咄嗟のことに驚いた俺は反応が遅れて文月さんの両腕にすっぽり納まってしまった。
「それ以上言うな」
文月さんの声が頭上から聞こえる。
「あれは、お前のせいじゃない」
その声は少し怒っていた。
でも俺の頭を撫でる仕草はあの頃のまま優しかった。
「お前のせいじゃない」
文月さんは何度も何度も同じ言葉を繰り返す。
まるで聞き分けのない子供に言い聞かせるかのように、ただひたすらに俺の頭や背中を撫でて落ち着かせようとしていた。

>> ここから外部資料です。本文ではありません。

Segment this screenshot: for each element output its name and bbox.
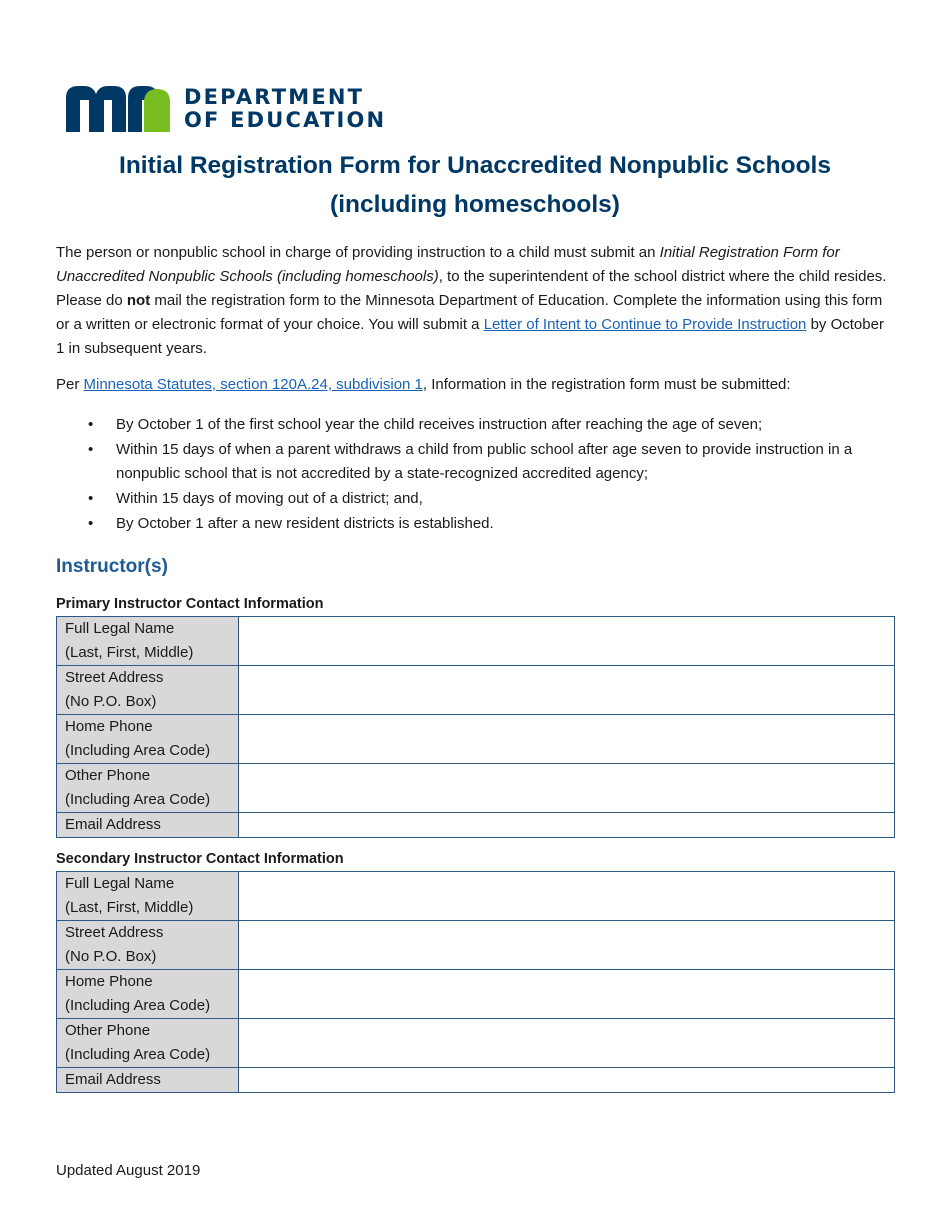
table-row <box>57 970 895 1019</box>
home-phone-label <box>57 715 239 764</box>
table-row <box>57 666 895 715</box>
table-row <box>57 764 895 813</box>
email-address-label <box>57 813 239 838</box>
intro-emphasis-not: not <box>126 292 151 309</box>
table-row <box>57 1019 895 1068</box>
updated-date: Updated August 2019 <box>56 1162 201 1179</box>
deadline-list <box>56 413 896 537</box>
label-line: Full Legal Name <box>65 875 175 892</box>
intro-text-5: mail the registration form to the Minnesota Department of Education. Complete the information using this form or a written or electronic format of your choice. You will submit a <box>56 292 883 333</box>
home-phone-label <box>57 970 239 1019</box>
statute-text-2: , Information in the registration form must be submitted: <box>422 376 791 393</box>
list-item: • Within 15 days of moving out of a district; and, <box>56 487 896 511</box>
table-row <box>57 1068 895 1093</box>
intro-form-name: Initial Registration Form for Unaccredited Nonpublic Schools (including homeschools) <box>56 244 840 285</box>
statute-link[interactable]: Minnesota Statutes, section 120A.24, subdivision 1 <box>83 376 423 393</box>
logo-line-2: OF EDUCATION <box>184 108 387 132</box>
title-line-1: Initial Registration Form for Unaccredited Nonpublic Schools <box>119 152 831 179</box>
intro-text-6: by October 1 in subsequent years. <box>56 316 884 357</box>
label-line: Home Phone <box>65 718 153 735</box>
label-line: (Including Area Code) <box>65 1046 211 1063</box>
table-row <box>57 617 895 666</box>
full-name-label <box>57 617 239 666</box>
title-line-2: (including homeschools) <box>330 191 620 218</box>
label-line: Other Phone <box>65 1022 151 1039</box>
label-line: Other Phone <box>65 767 151 784</box>
label-line: (Including Area Code) <box>65 997 211 1014</box>
table-row <box>57 872 895 921</box>
label-line: (No P.O. Box) <box>65 948 157 965</box>
intro-text-1: The person or nonpublic school in charge of providing instruction to a child must submit an <box>56 244 660 261</box>
primary-street-address-field[interactable] <box>239 666 895 715</box>
letter-of-intent-link[interactable]: Letter of Intent to Continue to Provide Instruction <box>483 316 807 333</box>
label-line: Email Address <box>65 816 161 833</box>
logo-line-1: DEPARTMENT <box>184 85 365 109</box>
email-address-label <box>57 1068 239 1093</box>
primary-email-field[interactable] <box>239 813 895 838</box>
label-line: (Last, First, Middle) <box>65 644 194 661</box>
label-line: (Including Area Code) <box>65 791 211 808</box>
primary-other-phone-field[interactable] <box>239 764 895 813</box>
primary-instructor-heading: Primary Instructor Contact Information <box>56 596 324 612</box>
mn-department-of-education-logo <box>66 86 386 132</box>
label-line: (No P.O. Box) <box>65 693 157 710</box>
street-address-label <box>57 666 239 715</box>
other-phone-label <box>57 764 239 813</box>
street-address-label <box>57 921 239 970</box>
label-line: (Including Area Code) <box>65 742 211 759</box>
primary-home-phone-field[interactable] <box>239 715 895 764</box>
secondary-other-phone-field[interactable] <box>239 1019 895 1068</box>
secondary-instructor-heading: Secondary Instructor Contact Information <box>56 851 344 867</box>
label-line: Email Address <box>65 1071 161 1088</box>
list-item: • By October 1 after a new resident districts is established. <box>56 512 896 536</box>
statute-paragraph <box>56 373 896 397</box>
instructors-heading: Instructor(s) <box>56 556 168 577</box>
table-row <box>57 921 895 970</box>
logo-wordmark <box>184 86 386 132</box>
label-line: Full Legal Name <box>65 620 175 637</box>
page-title <box>56 146 894 224</box>
primary-full-name-field[interactable] <box>239 617 895 666</box>
label-line: (Last, First, Middle) <box>65 899 194 916</box>
secondary-full-name-field[interactable] <box>239 872 895 921</box>
label-line: Home Phone <box>65 973 153 990</box>
table-row <box>57 813 895 838</box>
secondary-street-address-field[interactable] <box>239 921 895 970</box>
list-item: • Within 15 days of when a parent withdraws a child from public school after age seven to provide instruction in a nonpublic school that is not accredited by a state-recognized accredited agency; <box>56 438 896 486</box>
secondary-email-field[interactable] <box>239 1068 895 1093</box>
table-row <box>57 715 895 764</box>
list-item: • By October 1 of the first school year the child receives instruction after reaching the age of seven; <box>56 413 896 437</box>
statute-text-1: Per <box>56 376 84 393</box>
intro-text-3: , to the superintendent of the school district where the child resides. Please do <box>56 268 887 309</box>
secondary-home-phone-field[interactable] <box>239 970 895 1019</box>
primary-instructor-table <box>56 616 895 838</box>
other-phone-label <box>57 1019 239 1068</box>
intro-paragraph <box>56 241 896 361</box>
label-line: Street Address <box>65 669 164 686</box>
label-line: Street Address <box>65 924 164 941</box>
secondary-instructor-table <box>56 871 895 1093</box>
mn-logo-icon <box>66 86 172 132</box>
full-name-label <box>57 872 239 921</box>
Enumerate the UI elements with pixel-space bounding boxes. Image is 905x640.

でも、やっぱり俺は聞き分けのない子供みたいで、文月さんの優しさに触れる度に卑屈な自分が顔を出す。
「葵には、俺と同じ想いを、させたくなかったのに…」
涙は出ない。
俺のせいで葵の心を傷付けたのになんて薄情なんだろう。
「……ごめん」
相手がいない謝罪なんて意味がない。
でも謝罪せずにはいられなかった。
「ごめん…っ」
文月さんの胸に頭を押し付けて声を殺す。
そんな俺を文月さんは何も聞かずに、ギュッと力強く抱き締めてくれた。